Sie fahren mit hohem Tempo durch Onslunda,
und am Ortsausgang gelingt es Palander mit einer Vollbremsung gerade noch, einer
schwarzen Katze auszuweichen. Er flucht und klopft abergläubisch aufs Steuer: «Verdammtes
Katzenvieh !»
Dann wendet er sich völlig unberührt
wieder Konrad zu.
«Ich gehe davon aus, dass Sie verstehen,
dass Sie als Privatperson dabei sind. Tore Torstensson ist meine Story.»
Konrad nickt. Sie brauchen sich keine
Sorgen zu machen, denkt er. So viele Stunden, wie er im vergangenen Jahr lustlos
auf den leeren Bildschirm seines Computers gestarrt hat, ohne auch nur einen einzigen
sinnvollen Satz zustande zu bringen. Und der Roman, er hat ihn ja kaum richtig angefangen.
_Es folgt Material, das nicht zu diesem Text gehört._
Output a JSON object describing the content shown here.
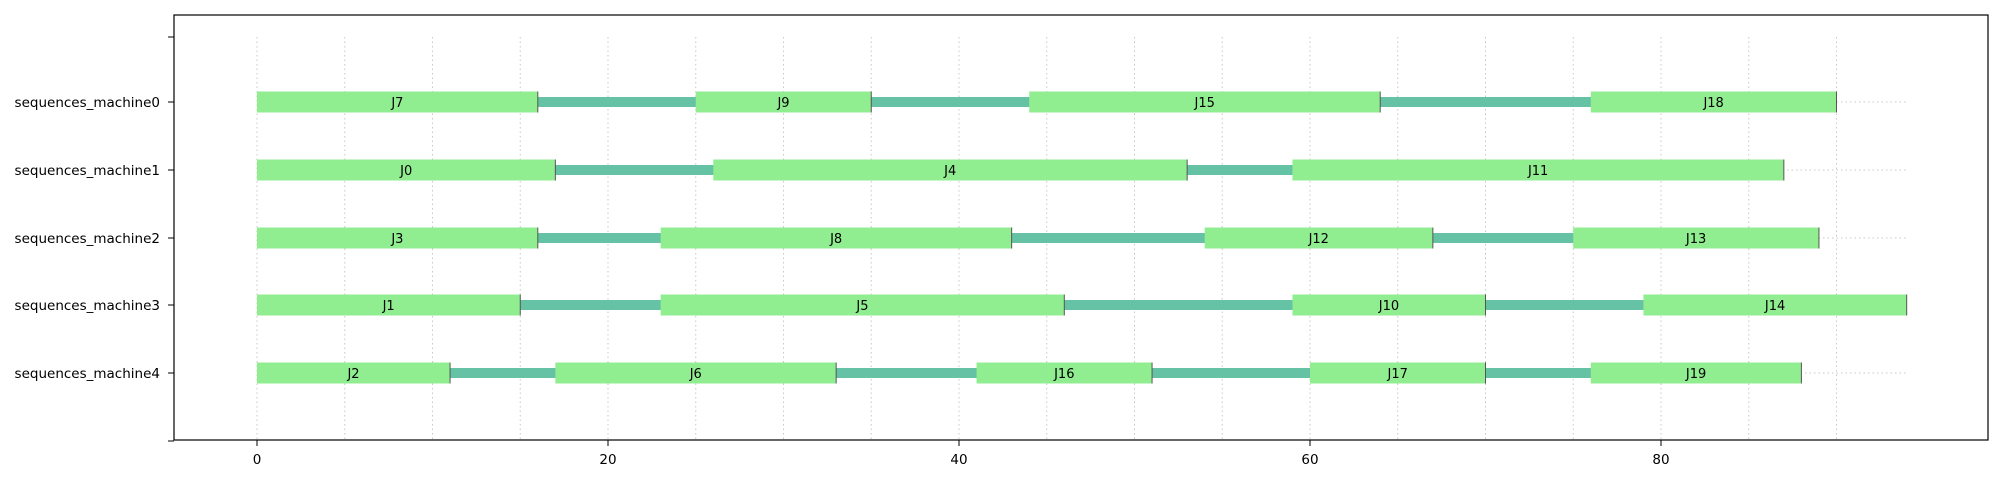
{
  "chart_data": {
    "type": "gantt",
    "xlim": [
      -4.7,
      99
    ],
    "xticks": [
      0,
      20,
      40,
      60,
      80
    ],
    "gridlines_x": [
      0,
      5,
      10,
      15,
      20,
      25,
      30,
      35,
      40,
      45,
      50,
      55,
      60,
      65,
      70,
      75,
      80,
      85,
      90
    ],
    "grid": "dotted vertical",
    "colors": {
      "task": "#90ee90",
      "gap": "#66c2a5",
      "grid": "#c8c8c8"
    },
    "rows": [
      {
        "label": "sequences_machine0",
        "end": 90,
        "tasks": [
          {
            "name": "J7",
            "start": 0,
            "end": 16
          },
          {
            "name": "J9",
            "start": 25,
            "end": 35
          },
          {
            "name": "J15",
            "start": 44,
            "end": 64
          },
          {
            "name": "J18",
            "start": 76,
            "end": 90
          }
        ]
      },
      {
        "label": "sequences_machine1",
        "end": 87,
        "tasks": [
          {
            "name": "J0",
            "start": 0,
            "end": 17
          },
          {
            "name": "J4",
            "start": 26,
            "end": 53
          },
          {
            "name": "J11",
            "start": 59,
            "end": 87
          }
        ]
      },
      {
        "label": "sequences_machine2",
        "end": 89,
        "tasks": [
          {
            "name": "J3",
            "start": 0,
            "end": 16
          },
          {
            "name": "J8",
            "start": 23,
            "end": 43
          },
          {
            "name": "J12",
            "start": 54,
            "end": 67
          },
          {
            "name": "J13",
            "start": 75,
            "end": 89
          }
        ]
      },
      {
        "label": "sequences_machine3",
        "end": 94,
        "tasks": [
          {
            "name": "J1",
            "start": 0,
            "end": 15
          },
          {
            "name": "J5",
            "start": 23,
            "end": 46
          },
          {
            "name": "J10",
            "start": 59,
            "end": 70
          },
          {
            "name": "J14",
            "start": 79,
            "end": 94
          }
        ]
      },
      {
        "label": "sequences_machine4",
        "end": 88,
        "tasks": [
          {
            "name": "J2",
            "start": 0,
            "end": 11
          },
          {
            "name": "J6",
            "start": 17,
            "end": 33
          },
          {
            "name": "J16",
            "start": 41,
            "end": 51
          },
          {
            "name": "J17",
            "start": 60,
            "end": 70
          },
          {
            "name": "J19",
            "start": 76,
            "end": 88
          }
        ]
      }
    ]
  }
}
Und er hat weder eine Ahnung, wie seine Story anfängt, noch wie sie enden soll.
A ls sie die
Schotterstraße halbwegs erklommen haben, können sie zwischen den Weidenbäumen einen
alten Mann erkennen. Das muss Tore Torstensson sein. Er hat ihnen den krummen Rücken
zugewandt und hält einen breiten Malerpinsel in der Hand. Sein Schädel ist sonnengebräunt,
und vereinzelte fettige, graue Haarsträhnen hängen hinunter über seinen Flanellkragen.
Seine fleckigen Latzhosen schlackern wie ein schlaffes Segel unter seinem Hintern.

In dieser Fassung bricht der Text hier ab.